Bu iyileşmeyle hazinenin borçlanma da eli bir miktar rahatlarken, özel sektör ve vatandaşlar daha yüksek faizle borçlanmak zorunda kalmayı sürdürüyor. İş dünyası ve vatandaşlar konut, araç ve tüketici kredileriyle ticari kredilerin maliyetlerinin de düşmesini bekliyor.

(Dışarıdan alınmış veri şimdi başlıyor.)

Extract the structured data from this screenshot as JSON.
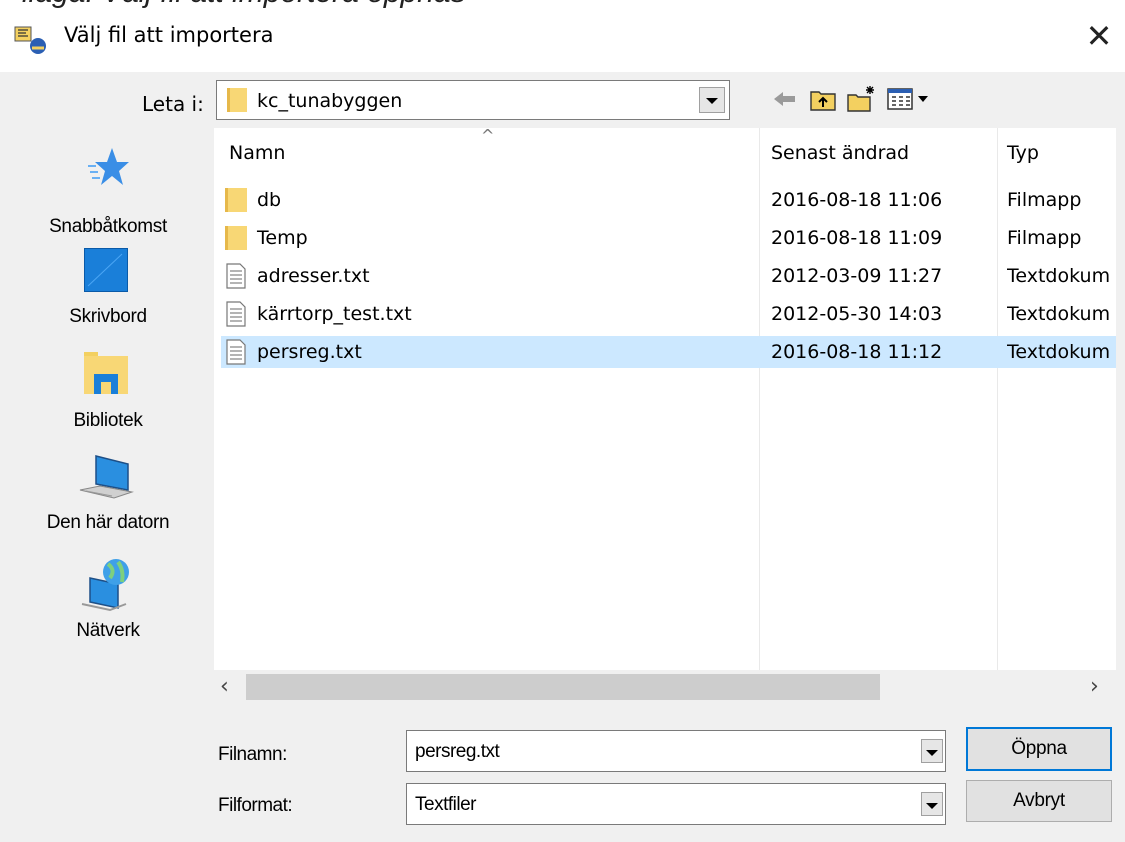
{
  "caption": {
    "text": "ilaga: Välj fil att importera oppnas"
  },
  "window": {
    "title": "Välj fil att importera",
    "close_glyph": "✕"
  },
  "lookin": {
    "label": "Leta i:",
    "value": "kc_tunabyggen"
  },
  "toolbar": {
    "icons": [
      "back-arrow-icon",
      "up-one-level-icon",
      "new-folder-icon",
      "view-menu-icon"
    ]
  },
  "places": [
    {
      "label": "Snabbåtkomst",
      "icon": "star-icon"
    },
    {
      "label": "Skrivbord",
      "icon": "desktop-icon"
    },
    {
      "label": "Bibliotek",
      "icon": "library-icon"
    },
    {
      "label": "Den här datorn",
      "icon": "computer-icon"
    },
    {
      "label": "Nätverk",
      "icon": "network-icon"
    }
  ],
  "columns": {
    "name": "Namn",
    "date": "Senast ändrad",
    "type": "Typ"
  },
  "files": [
    {
      "name": "db",
      "date": "2016-08-18 11:06",
      "type": "Filmapp",
      "kind": "folder"
    },
    {
      "name": "Temp",
      "date": "2016-08-18 11:09",
      "type": "Filmapp",
      "kind": "folder"
    },
    {
      "name": "adresser.txt",
      "date": "2012-03-09 11:27",
      "type": "Textdokument",
      "kind": "text"
    },
    {
      "name": "kärrtorp_test.txt",
      "date": "2012-05-30 14:03",
      "type": "Textdokument",
      "kind": "text"
    },
    {
      "name": "persreg.txt",
      "date": "2016-08-18 11:12",
      "type": "Textdokument",
      "kind": "text",
      "selected": true
    }
  ],
  "filename": {
    "label": "Filnamn:",
    "value": "persreg.txt"
  },
  "fileformat": {
    "label": "Filformat:",
    "value": "Textfiler"
  },
  "buttons": {
    "open": "Öppna",
    "cancel": "Avbryt"
  },
  "colors": {
    "selection": "#cce8ff",
    "dialog_bg": "#f0f0f0",
    "focus": "#0078d7",
    "folder": "#f8d775"
  }
}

YÜZDE 35’E İNSE DE HALA ÇOK YÜKSEK
Ancak bankaların uyguladığı faiz oranları hala çok yüksek seyrediyor. Konut, araç ve tüketici kredilerinde aylık faiz oranları yüzde 2’nin üzerinde seyrediyor. Bazı bankalardaki oranlar yüzde 3’ü de aşıyor. Bu da yıllık bazda faizin yüzde 25-35 arasında uygulandığı anlamına geliyor. Yüzde 40’tan bu rakamlara gelen yıllık kredi maliyetlerinin çok yüksek olduğu belirtiliyor. Özellikle gayrimenkul ve otomotiv sektörlerinin eski canlılığına kavuşması için finansman maliyetlerinin gerilemesi bekleniyor.
HESAP ORTADA
Örnek vermek gerekirse 20 bin liralık tüketici kredisini iki yıllık geri ödeme planıyla almak isteyen bir vatandaş, aylık yüzde 2,75 vade farkıyla birlikte toplamda 29 bin 256 lira ödeme yapmak zorunda. Ayna faiz oranıyla 50 bin liralık araç kredisi kullanan vatandaşın ise üç yıl vadeyle ödeyeceği toplam miktarı 83 bin 4480 liraya çıkıyor. Konutta ise daha farklı bir tablo var. 100 bin liralık konut kredisi kullanan biri bunu 5 yılda geri ödemek istediğinde yüzde 2,39’lik bir faiz ödemek zorunda.
Bu örneğimizdeki tüketicinin beş yılda yapacağı anapara ve faiz miktarının toplamı 189 bin 240 liraya çıkıyor. Bu hesaplamalara bazı bankalarca alınan kredi tahsis ücreti, ekspertiz bedeli ve taşınmaz rehin ücreti de dahil edildiğinde maliyetler daha da şişiyor.